Larkin Grimm - Parplar - David Cowling

There's nothing grim about this collection

Grimm opens this record like a hard to like acolyte of Devendra Banhart but she soon outstrips him, she passes and presses all manner of genres squeezing the ordinary to extract the magical. Her voice swoops, seduces, screeches, soothes, charms and at times her tongue twists through your auditory canal and tickles your brain. "Blond and Golden John" twitters and chimes, the relaxed sensual "Dominican Rum" has playful waves of barrelhouse piano at odds with the lyrics that at one point describe the pus emanating from her uterus (did I mention she¹s earthy too). The breadth of her experience from hippy commune to Yale, Guatemala, the Appalachian Mountains and Thailand leeches into the songs, twisting them always away from the mundane and towards the exotic, "Parplar" sounds like it was recorded in a rainforest where displaced New Orleans jazzmen are recuperating.
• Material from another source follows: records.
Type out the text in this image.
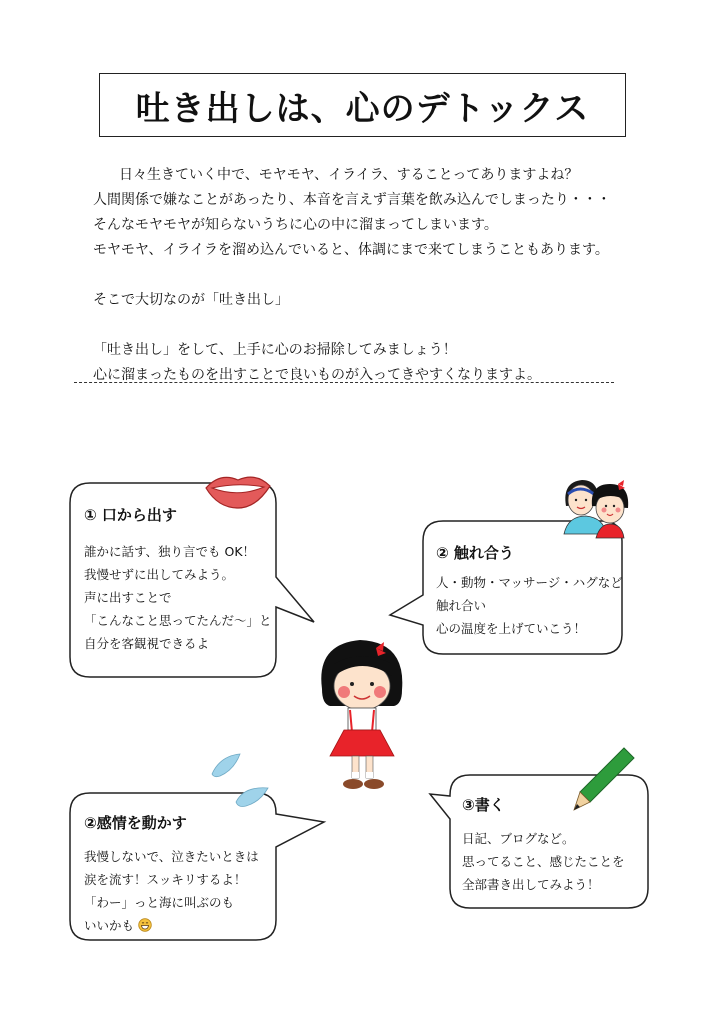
吐き出しは、心のデトックス

日々生きていく中で、モヤモヤ、イライラ、することってありますよね？

人間関係で嫌なことがあったり、本音を言えず言葉を飲み込んでしまったり・・・

そんなモヤモヤが知らないうちに心の中に溜まってしまいます。

モヤモヤ、イライラを溜め込んでいると、体調にまで来てしまうこともあります。

そこで大切なのが「吐き出し」

「吐き出し」をして、上手に心のお掃除してみましょう！

心に溜まったものを出すことで良いものが入ってきやすくなりますよ。

① 口から出す
誰かに話す、独り言でも OK！
我慢せずに出してみよう。
声に出すことで
「こんなこと思ってたんだ～」と
自分を客観視できるよ
② 触れ合う
人・動物・マッサージ・ハグなど
触れ合い
心の温度を上げていこう！
②感情を動かす
我慢しないで、泣きたいときは
涙を流す！スッキリするよ！
「わー」っと海に叫ぶのも
いいかも
③書く
日記、ブログなど。
思ってること、感じたことを
全部書き出してみよう！
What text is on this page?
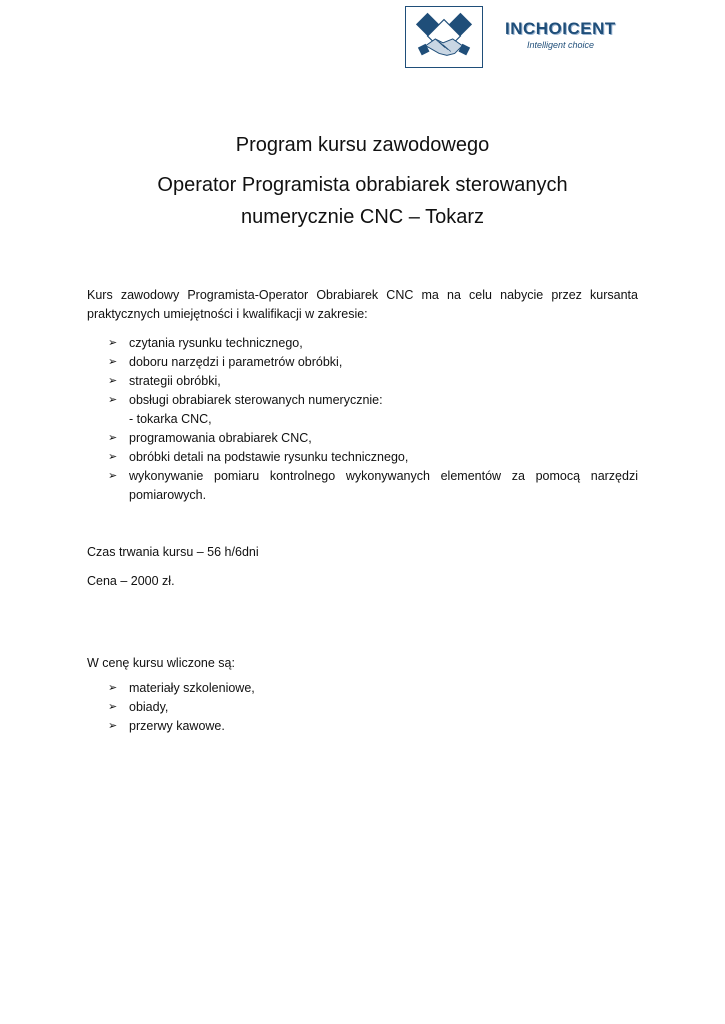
INCHOICENT
Intelligent choice
Program kursu zawodowego
Operator Programista obrabiarek sterowanych
numerycznie CNC – Tokarz
Kurs zawodowy Programista-Operator Obrabiarek CNC ma na celu nabycie przez kursanta praktycznych umiejętności i kwalifikacji w zakresie:
➢ czytania rysunku technicznego,
➢ doboru narzędzi i parametrów obróbki,
➢ strategii obróbki,
➢ obsługi obrabiarek sterowanych numerycznie:
- tokarka CNC,
➢ programowania obrabiarek CNC,
➢ obróbki detali na podstawie rysunku technicznego,
➢ wykonywanie pomiaru kontrolnego wykonywanych elementów za pomocą narzędzi pomiarowych.
Czas trwania kursu – 56 h/6dni
Cena – 2000 zł.
W cenę kursu wliczone są:
➢ materiały szkoleniowe,
➢ obiady,
➢ przerwy kawowe.
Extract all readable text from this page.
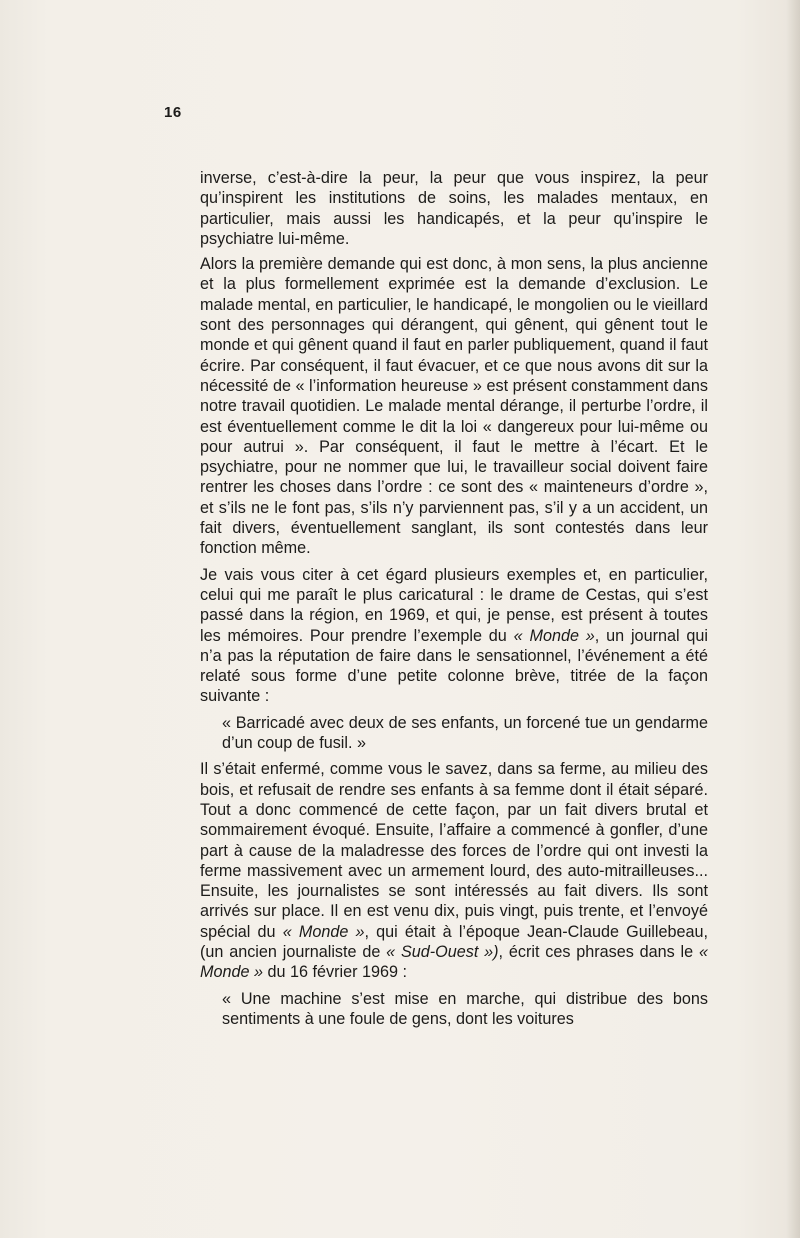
16

inverse, c’est-à-dire la peur, la peur que vous inspirez, la peur qu’inspirent les institutions de soins, les malades mentaux, en particulier, mais aussi les handicapés, et la peur qu’inspire le psychiatre lui-même.

Alors la première demande qui est donc, à mon sens, la plus ancienne et la plus formellement exprimée est la demande d’exclusion. Le malade mental, en particulier, le handicapé, le mongolien ou le vieillard sont des personnages qui dérangent, qui gênent, qui gênent tout le monde et qui gênent quand il faut en parler publiquement, quand il faut écrire. Par conséquent, il faut évacuer, et ce que nous avons dit sur la nécessité de « l’information heureuse » est présent constamment dans notre travail quotidien. Le malade mental dérange, il perturbe l’ordre, il est éventuellement comme le dit la loi « dangereux pour lui-même ou pour autrui ». Par conséquent, il faut le mettre à l’écart. Et le psychiatre, pour ne nommer que lui, le travailleur social doivent faire rentrer les choses dans l’ordre : ce sont des « mainteneurs d’ordre », et s’ils ne le font pas, s’ils n’y parviennent pas, s’il y a un accident, un fait divers, éventuellement sanglant, ils sont contestés dans leur fonction même.

Je vais vous citer à cet égard plusieurs exemples et, en particulier, celui qui me paraît le plus caricatural : le drame de Cestas, qui s’est passé dans la région, en 1969, et qui, je pense, est présent à toutes les mémoires. Pour prendre l’exemple du « Monde », un journal qui n’a pas la réputation de faire dans le sensationnel, l’événement a été relaté sous forme d’une petite colonne brève, titrée de la façon suivante :

« Barricadé avec deux de ses enfants, un forcené tue un gendarme d’un coup de fusil. »

Il s’était enfermé, comme vous le savez, dans sa ferme, au milieu des bois, et refusait de rendre ses enfants à sa femme dont il était séparé. Tout a donc commencé de cette façon, par un fait divers brutal et sommairement évoqué. Ensuite, l’affaire a commencé à gonfler, d’une part à cause de la maladresse des forces de l’ordre qui ont investi la ferme massivement avec un armement lourd, des auto-mitrailleuses... Ensuite, les journalistes se sont intéressés au fait divers. Ils sont arrivés sur place. Il en est venu dix, puis vingt, puis trente, et l’envoyé spécial du « Monde », qui était à l’époque Jean-Claude Guillebeau, (un ancien journaliste de « Sud-Ouest »), écrit ces phrases dans le « Monde » du 16 février 1969 :

« Une machine s’est mise en marche, qui distribue des bons sentiments à une foule de gens, dont les voitures
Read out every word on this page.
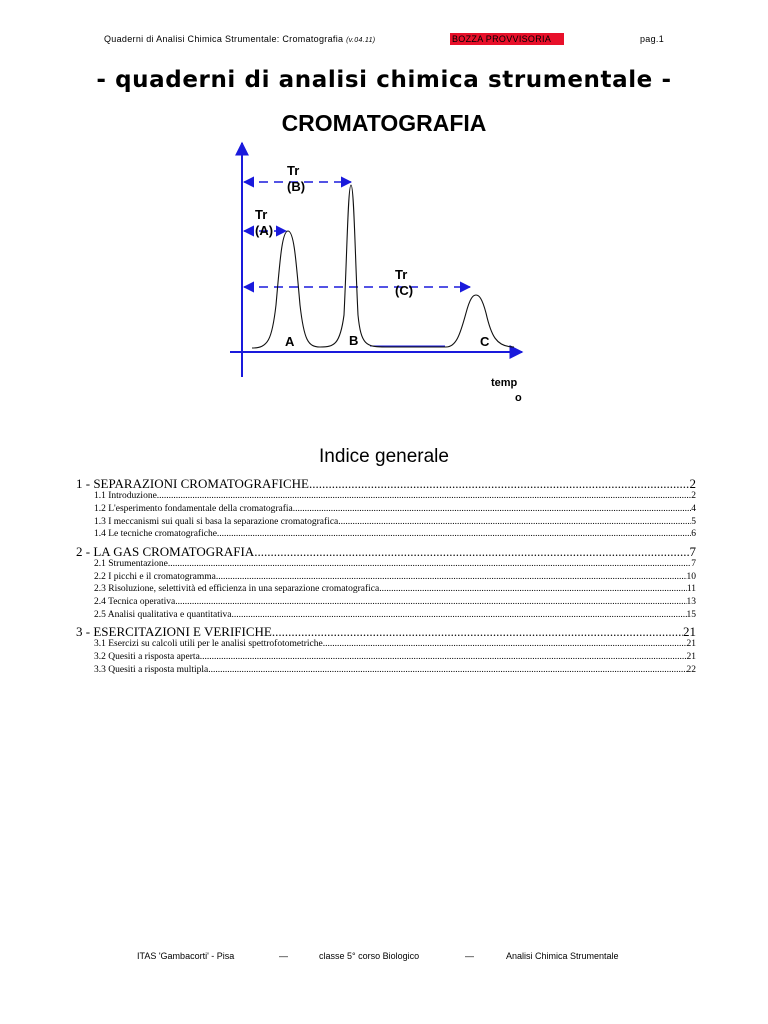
Quaderni di Analisi Chimica Strumentale: Cromatografia (v.04.11)	BOZZA PROVVISORIA	pag.1
- quaderni di analisi chimica strumentale -
CROMATOGRAFIA
Tr
(B)
Tr
(A)
Tr
(C)
A	B	C
temp
o
Indice generale
1 - SEPARAZIONI CROMATOGRAFICHE .....	2
1.1 Introduzione .....	2
1.2 L'esperimento fondamentale della cromatografia .....	4
1.3 I meccanismi sui quali si basa la separazione cromatografica .....	5
1.4 Le tecniche cromatografiche .....	6
2 - LA GAS CROMATOGRAFIA .....	7
2.1 Strumentazione .....	7
2.2 I picchi e il cromatogramma .....	10
2.3 Risoluzione, selettività ed efficienza in una separazione cromatografica .....	11
2.4 Tecnica operativa .....	13
2.5 Analisi qualitativa e quantitativa .....	15
3 - ESERCITAZIONI E VERIFICHE .....	21
3.1 Esercizi su calcoli utili per le analisi spettrofotometriche .....	21
3.2 Quesiti a risposta aperta .....	21
3.3 Quesiti a risposta multipla .....	22
ITAS 'Gambacorti' - Pisa	—	classe 5° corso Biologico	—	Analisi Chimica Strumentale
Oriental influences splash but don¹t swamp - "My Justine" it sounds like Chinese folk music being played over a Steve Reich small group piece and it is compelling and strangely beautiful. Appalachia thrusts its mountainous head into "Fall On My Knees" a rubbery hoedown, speaking tongues and tape manipulation make "How to Catch a Lizard" sound like something a modern Alice in Wonderland would sing after she has stepped through the looking glass. The album feels like a journey and it takes the closing "Hope for the Hopeless" the most conventional song here to remind the listener what a diverse and thrilling ride it was.